Para muchos era la primera vez que ingresaban a algunos edificios estatales que usualmente suelen estar restringidos al público en general. El ministerio de Economía montó para la ocasión una muestra de billetes, estampillas, monedas y piezas artísticas en conjunto con la Casa de la Moneda. La Legislatura porteña abrió sus puertas y ofreció recorridos guiados por los salones y el recinto de sesiones.

En el Museo de Arte Moderno de Buenos Aires -reinaugurado hace menos de un año- la instalación sonora progresiva "El Grito" de Narcisa Hirsch y Jorge Catabertti congregaba a grandes y chicos. Los artistas proponían que el espectador ingresase a un cubículo de vidrio y gritase tan fuerte como pudiese mientras era observado.

Por la calles del centro que unen con el corazón de San Telmo la gente caminaba con sus guías en mano para encontrar la propuesta cultural más cercana. Muchos destacaban la magnitud del evento y la imposibilidad de recorrer las principales propuestas en el lapso entre las 20 y 3 de la madrugada. Como en todas las ediciones, un pase libre habilitado por la organización facilitó el traslado entre los barrios en alguna de las 85 líneas de colectivo que adhirieron al evento.

A las dos de la mañana, una milonga reunía a turistas, bailarines y curiosos en el patio de La Manzana de las Luces. En la excervecería Munich, actual sede de la Dirección de Museos, el periodista y coleccionista Bobby Flores musicalizaba un DJ Set. Y en la Plaza Colón, detrás de Casa de Gobierno, un imponente show de fuegos artificiales ponía punto final a los recitales.

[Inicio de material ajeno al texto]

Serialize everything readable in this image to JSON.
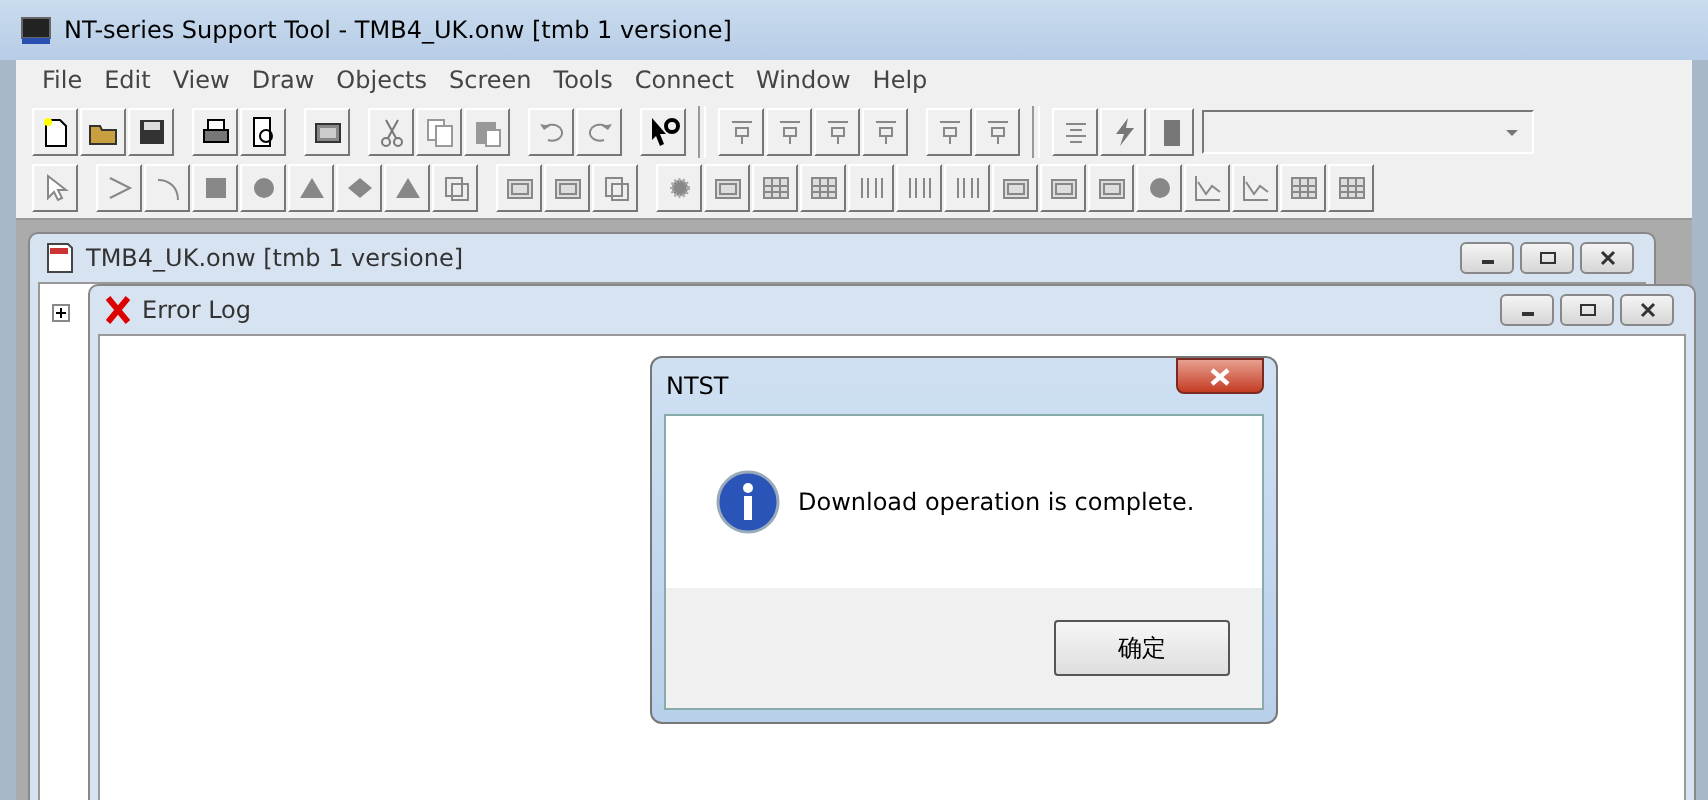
{
  "window": {
    "title": "NT-series Support Tool - TMB4_UK.onw [tmb 1 versione]"
  },
  "menu": [
    "File",
    "Edit",
    "View",
    "Draw",
    "Objects",
    "Screen",
    "Tools",
    "Connect",
    "Window",
    "Help"
  ],
  "child_window": {
    "title": "TMB4_UK.onw [tmb 1 versione]"
  },
  "error_log": {
    "title": "Error Log"
  },
  "dialog": {
    "title": "NTST",
    "message": "Download operation is complete.",
    "button": "确定"
  }
}
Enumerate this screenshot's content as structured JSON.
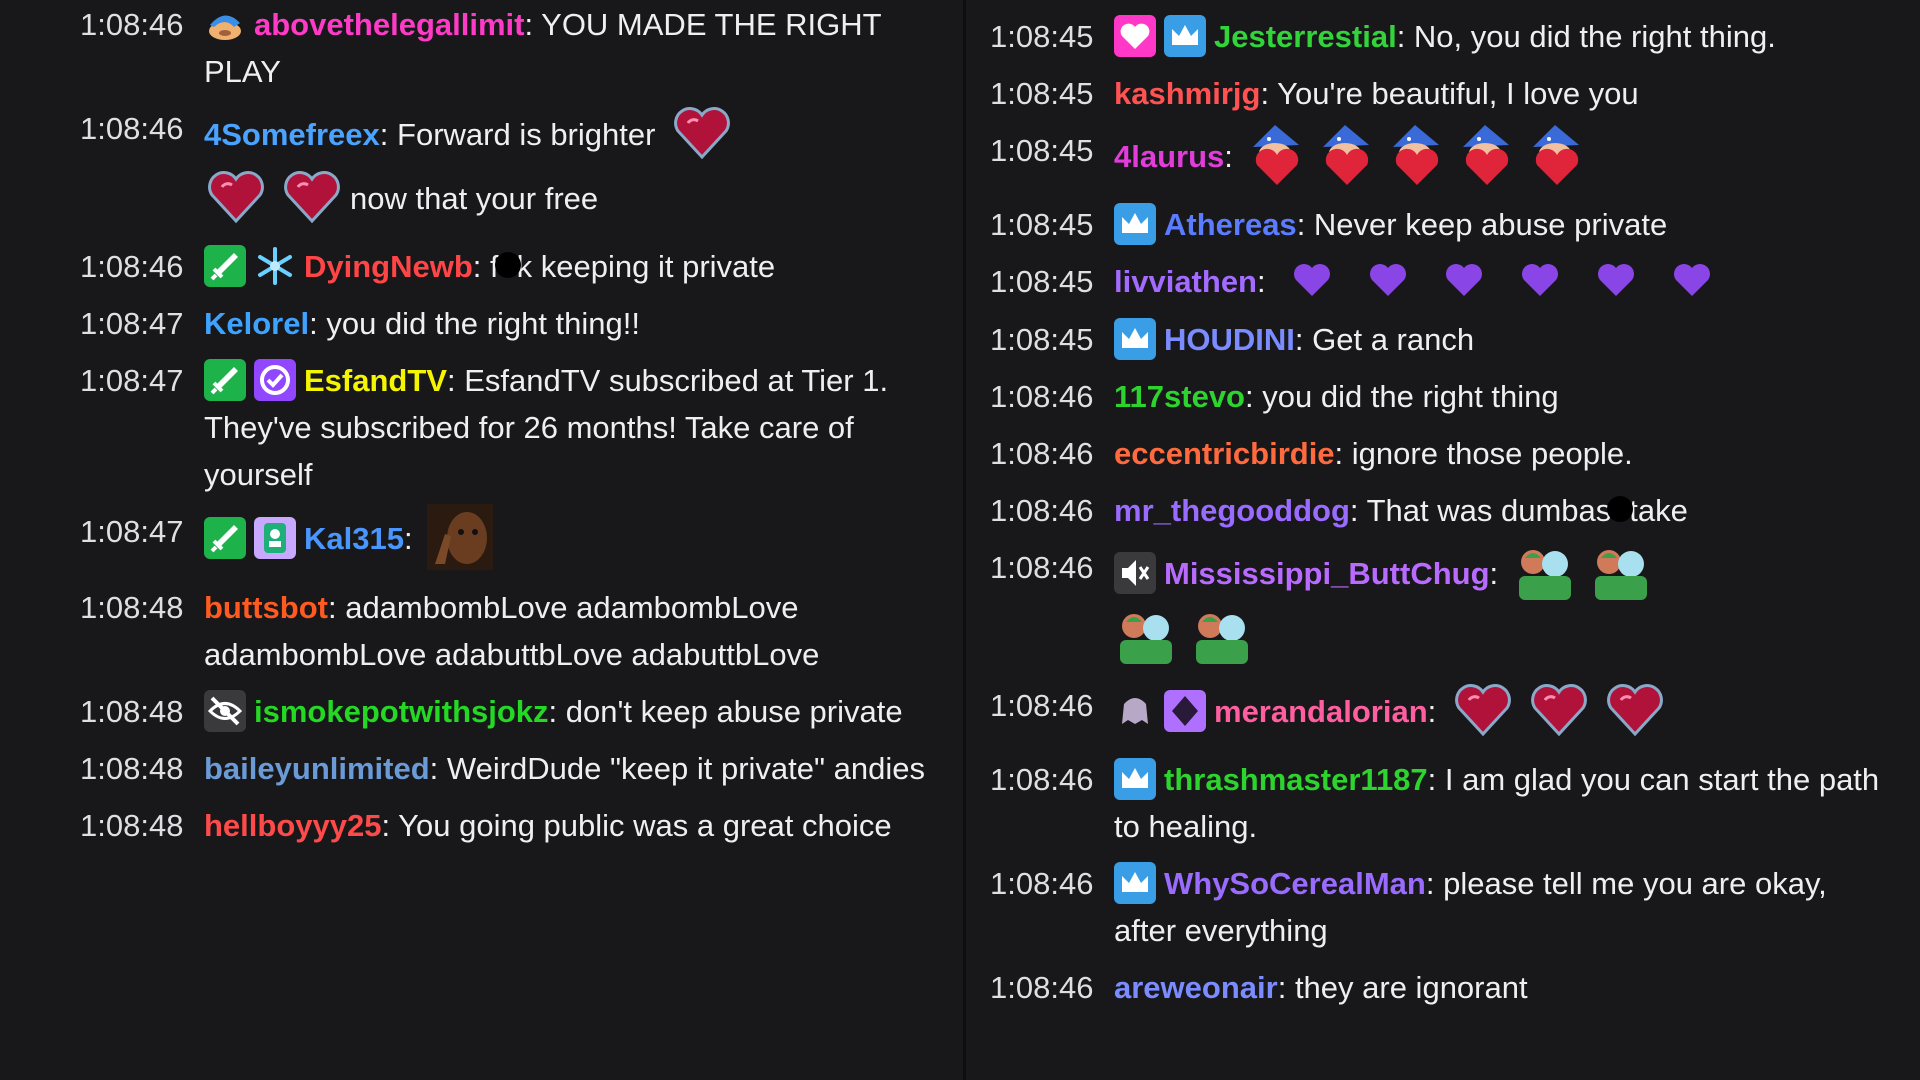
{
  "colors": {
    "bg": "#18181b",
    "abovethelegallimit": "#ff3ac7",
    "4Somefreex": "#4aa3ff",
    "DyingNewb": "#ff4545",
    "Kelorel": "#3ea2ff",
    "EsfandTV": "#f5f500",
    "Kal315": "#4a96ff",
    "buttsbot": "#ff5a1f",
    "ismokepotwithsjokz": "#24d824",
    "baileyunlimited": "#6b9bd6",
    "hellboyyy25": "#ff4a4a",
    "Jesterrestial": "#32d43a",
    "kashmirjg": "#ff5252",
    "4laurus": "#e23ddb",
    "Athereas": "#5b7cff",
    "livviathen": "#a36bff",
    "HOUDINI": "#7a8cff",
    "117stevo": "#2ed42e",
    "eccentricbirdie": "#ff6b3e",
    "mr_thegooddog": "#9a6bff",
    "Mississippi_ButtChug": "#b96bff",
    "merandalorian": "#ff5fa0",
    "thrashmaster1187": "#2ed42e",
    "WhySoCerealMan": "#9a6bff",
    "areweonair": "#7a8cff"
  },
  "left": [
    {
      "time": "1:08:46",
      "user": "abovethelegallimit",
      "badges": [
        "cap-badge-icon"
      ],
      "text": "YOU MADE THE RIGHT PLAY"
    },
    {
      "time": "1:08:46",
      "user": "4Somefreex",
      "text1": "Forward is brighter",
      "emotes": [
        "heart-emote-icon",
        "heart-emote-icon",
        "heart-emote-icon"
      ],
      "text2": "now that your free"
    },
    {
      "time": "1:08:46",
      "user": "DyingNewb",
      "badges": [
        "sword-badge-icon",
        "snowflake-badge-icon"
      ],
      "text1": "f",
      "text2": "k keeping it private"
    },
    {
      "time": "1:08:47",
      "user": "Kelorel",
      "text": "you did the right thing!!"
    },
    {
      "time": "1:08:47",
      "user": "EsfandTV",
      "badges": [
        "sword-badge-icon",
        "verified-badge-icon"
      ],
      "text": "EsfandTV subscribed at Tier 1. They've subscribed for 26 months! Take care of yourself"
    },
    {
      "time": "1:08:47",
      "user": "Kal315",
      "badges": [
        "sword-badge-icon",
        "sub-badge-icon"
      ],
      "emotes": [
        "thinking-face-emote-icon"
      ]
    },
    {
      "time": "1:08:48",
      "user": "buttsbot",
      "text": "adambombLove adambombLove adambombLove adabuttbLove adabuttbLove"
    },
    {
      "time": "1:08:48",
      "user": "ismokepotwithsjokz",
      "badges": [
        "no-audio-badge-icon"
      ],
      "text": "don't keep abuse private"
    },
    {
      "time": "1:08:48",
      "user": "baileyunlimited",
      "text": "WeirdDude \"keep it private\" andies"
    },
    {
      "time": "1:08:48",
      "user": "hellboyyy25",
      "text": "You going public was a great choice"
    }
  ],
  "right": [
    {
      "time": "1:08:45",
      "user": "Jesterrestial",
      "badges": [
        "heart-badge-icon",
        "crown-badge-icon"
      ],
      "text": "No, you did the right thing."
    },
    {
      "time": "1:08:45",
      "user": "kashmirjg",
      "text": "You're beautiful, I love you"
    },
    {
      "time": "1:08:45",
      "user": "4laurus",
      "emotes": [
        "wizard-heart-emote-icon",
        "wizard-heart-emote-icon",
        "wizard-heart-emote-icon",
        "wizard-heart-emote-icon",
        "wizard-heart-emote-icon"
      ]
    },
    {
      "time": "1:08:45",
      "user": "Athereas",
      "badges": [
        "crown-badge-icon"
      ],
      "text": "Never keep abuse private"
    },
    {
      "time": "1:08:45",
      "user": "livviathen",
      "emotes": [
        "purple-heart-icon",
        "purple-heart-icon",
        "purple-heart-icon",
        "purple-heart-icon",
        "purple-heart-icon",
        "purple-heart-icon"
      ]
    },
    {
      "time": "1:08:45",
      "user": "HOUDINI",
      "badges": [
        "crown-badge-icon"
      ],
      "text": "Get a ranch"
    },
    {
      "time": "1:08:46",
      "user": "117stevo",
      "text": "you did the right thing"
    },
    {
      "time": "1:08:46",
      "user": "eccentricbirdie",
      "text": "ignore those people."
    },
    {
      "time": "1:08:46",
      "user": "mr_thegooddog",
      "text1": "That was dumbas",
      "text2": "take"
    },
    {
      "time": "1:08:46",
      "user": "Mississippi_ButtChug",
      "badges": [
        "mute-badge-icon"
      ],
      "emotes": [
        "hug-emote-icon",
        "hug-emote-icon",
        "hug-emote-icon",
        "hug-emote-icon"
      ]
    },
    {
      "time": "1:08:46",
      "user": "merandalorian",
      "badges": [
        "ghost-badge-icon",
        "gem-badge-icon"
      ],
      "emotes": [
        "heart-emote-icon",
        "heart-emote-icon",
        "heart-emote-icon"
      ]
    },
    {
      "time": "1:08:46",
      "user": "thrashmaster1187",
      "badges": [
        "crown-badge-icon"
      ],
      "text": "I am glad you can start the path to healing."
    },
    {
      "time": "1:08:46",
      "user": "WhySoCerealMan",
      "badges": [
        "crown-badge-icon"
      ],
      "text": "please tell me you are okay, after everything"
    },
    {
      "time": "1:08:46",
      "user": "areweonair",
      "text": "they are ignorant"
    }
  ]
}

Más temprano, la Plaza de Mayo había viajado en el tiempo hasta 1810 con la recreación histórica de la Fiesta de San Martín de Tours, Patrono de la Ciudad. Mientras, en otro punto de la ciudad, un tándem de artistas internacionales y locales intervino el Puente de La Boca y el Riachuelo con un espectáculo sensorial que mezcló luces y música.